Two highly anticipated proposed regulations will soon advance to the next stage of the federal regulatory process, the White House announced earlier this week. The rules seek to allow H-4 dependents of certain H-1B foreign nationals to seek work authorization and to extend the work authorization of E-3 and H-1B1 employees awaiting the approval of a timely-filed extension petition.
The draft H-4 rule is expected to propose eligibility for employment authorization for the dependent spouses of H-1B nonimmigrants who are beneficiaries of extensions past their six-year time limit. Post-6th year extensions are available in certain circumstances to H-1B employees with long-pending employment-based permanent residence sponsorship cases. Under current law, H-4 foreign nationals are not eligible to apply for employment authorization pursuant to their nonimmigrant status.

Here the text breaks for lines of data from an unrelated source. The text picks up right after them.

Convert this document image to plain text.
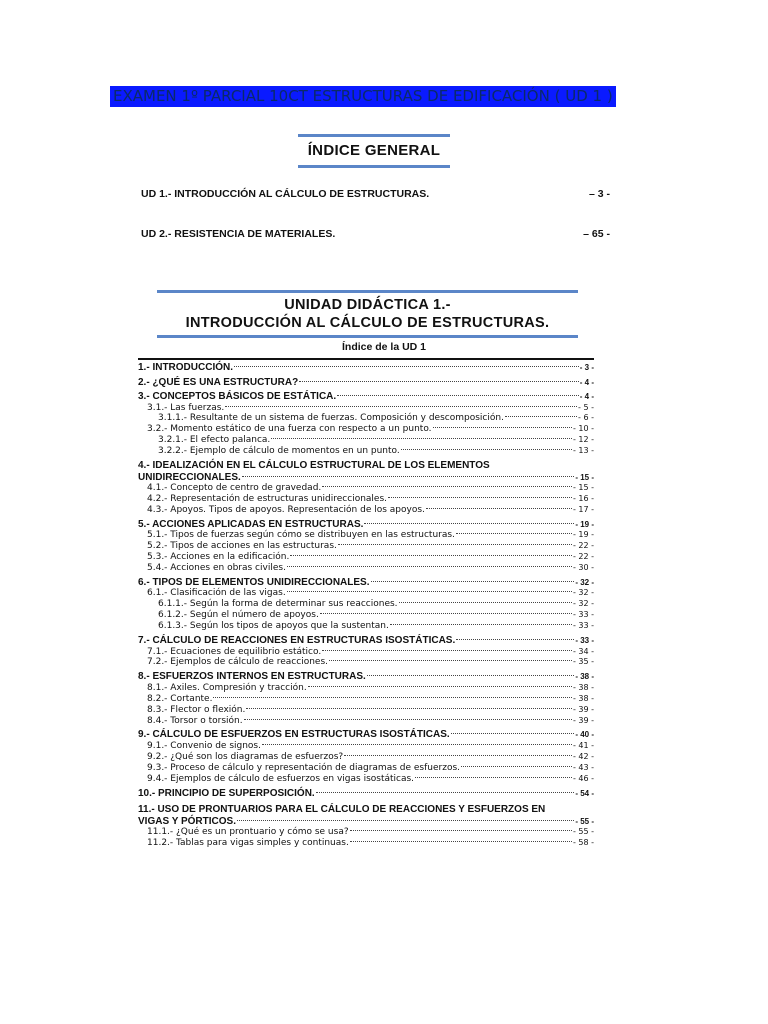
EXAMEN 1º PARCIAL 10CT ESTRUCTURAS DE EDIFICACIÓN ( UD 1 )
ÍNDICE GENERAL
UD 1.- INTRODUCCIÓN AL CÁLCULO DE ESTRUCTURAS.	– 3 -
UD 2.- RESISTENCIA DE MATERIALES.	– 65 -
UNIDAD DIDÁCTICA 1.-
INTRODUCCIÓN AL CÁLCULO DE ESTRUCTURAS.
Índice de la UD 1
1.- INTRODUCCIÓN.	- 3 -
2.- ¿QUÉ ES UNA ESTRUCTURA?	- 4 -
3.- CONCEPTOS BÁSICOS DE ESTÁTICA.	- 4 -
3.1.- Las fuerzas.	- 5 -
3.1.1.- Resultante de un sistema de fuerzas. Composición y descomposición.	- 6 -
3.2.- Momento estático de una fuerza con respecto a un punto.	- 10 -
3.2.1.- El efecto palanca.	- 12 -
3.2.2.- Ejemplo de cálculo de momentos en un punto.	- 13 -
4.- IDEALIZACIÓN EN EL CÁLCULO ESTRUCTURAL DE LOS ELEMENTOS
UNIDIRECCIONALES.	- 15 -
4.1.- Concepto de centro de gravedad.	- 15 -
4.2.- Representación de estructuras unidireccionales.	- 16 -
4.3.- Apoyos. Tipos de apoyos. Representación de los apoyos.	- 17 -
5.- ACCIONES APLICADAS EN ESTRUCTURAS.	- 19 -
5.1.- Tipos de fuerzas según cómo se distribuyen en las estructuras.	- 19 -
5.2.- Tipos de acciones en las estructuras.	- 22 -
5.3.- Acciones en la edificación.	- 22 -
5.4.- Acciones en obras civiles.	- 30 -
6.- TIPOS DE ELEMENTOS UNIDIRECCIONALES.	- 32 -
6.1.- Clasificación de las vigas.	- 32 -
6.1.1.- Según la forma de determinar sus reacciones.	- 32 -
6.1.2.- Según el número de apoyos.	- 33 -
6.1.3.- Según los tipos de apoyos que la sustentan.	- 33 -
7.- CÁLCULO DE REACCIONES EN ESTRUCTURAS ISOSTÁTICAS.	- 33 -
7.1.- Ecuaciones de equilibrio estático.	- 34 -
7.2.- Ejemplos de cálculo de reacciones.	- 35 -
8.- ESFUERZOS INTERNOS EN ESTRUCTURAS.	- 38 -
8.1.- Axiles. Compresión y tracción.	- 38 -
8.2.- Cortante.	- 38 -
8.3.- Flector o flexión.	- 39 -
8.4.- Torsor o torsión.	- 39 -
9.- CÁLCULO DE ESFUERZOS EN ESTRUCTURAS ISOSTÁTICAS.	- 40 -
9.1.- Convenio de signos.	- 41 -
9.2.- ¿Qué son los diagramas de esfuerzos?	- 42 -
9.3.- Proceso de cálculo y representación de diagramas de esfuerzos.	- 43 -
9.4.- Ejemplos de cálculo de esfuerzos en vigas isostáticas.	- 46 -
10.- PRINCIPIO DE SUPERPOSICIÓN.	- 54 -
11.- USO DE PRONTUARIOS PARA EL CÁLCULO DE REACCIONES Y ESFUERZOS EN
VIGAS Y PÓRTICOS.	- 55 -
11.1.- ¿Qué es un prontuario y cómo se usa?	- 55 -
11.2.- Tablas para vigas simples y continuas.	- 58 -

A separate rule is expected to extend employment authorization for 240 days beyond the period specified on an E-3 or H-1B1 nonimmigrant’s Form I-94 arrival record, as long as the foreign national is the beneficiary of a timely application to extend status filed by the same employer. Under current rules, this 240-day extension is available to qualifying H-1B, L-1 and certain other nonimmigrants, but not to E-3s or H-1B1s.
Both proposals have been pending at the Office of Management and Budget (OMB) for several months. Once they initially clear OMB, they will be published as Notices of Proposed Rulemaking with a public comment period of at least 30 days and additional time for DHS to consider comments. The rules will not be implemented until after they receive final approval from OMB -- a process that could take several months or more for each rule.
The proposals are part of the Obama Administration’s Startup America Initiative, which was begun in 2011 and includes plans to implement administrative reforms at the Department of Homeland Security to attract and retain highly skilled foreign nationals.
What This Means for Employers and Foreign Nationals
If implemented, the rules would give some – but by no means all – spouses of H-1B employees the opportunity to work in the United States and would help E-3 and H-1B1 employees avoid work interruption when an application for an extension of stay is pending past their initial period of stay in the United States.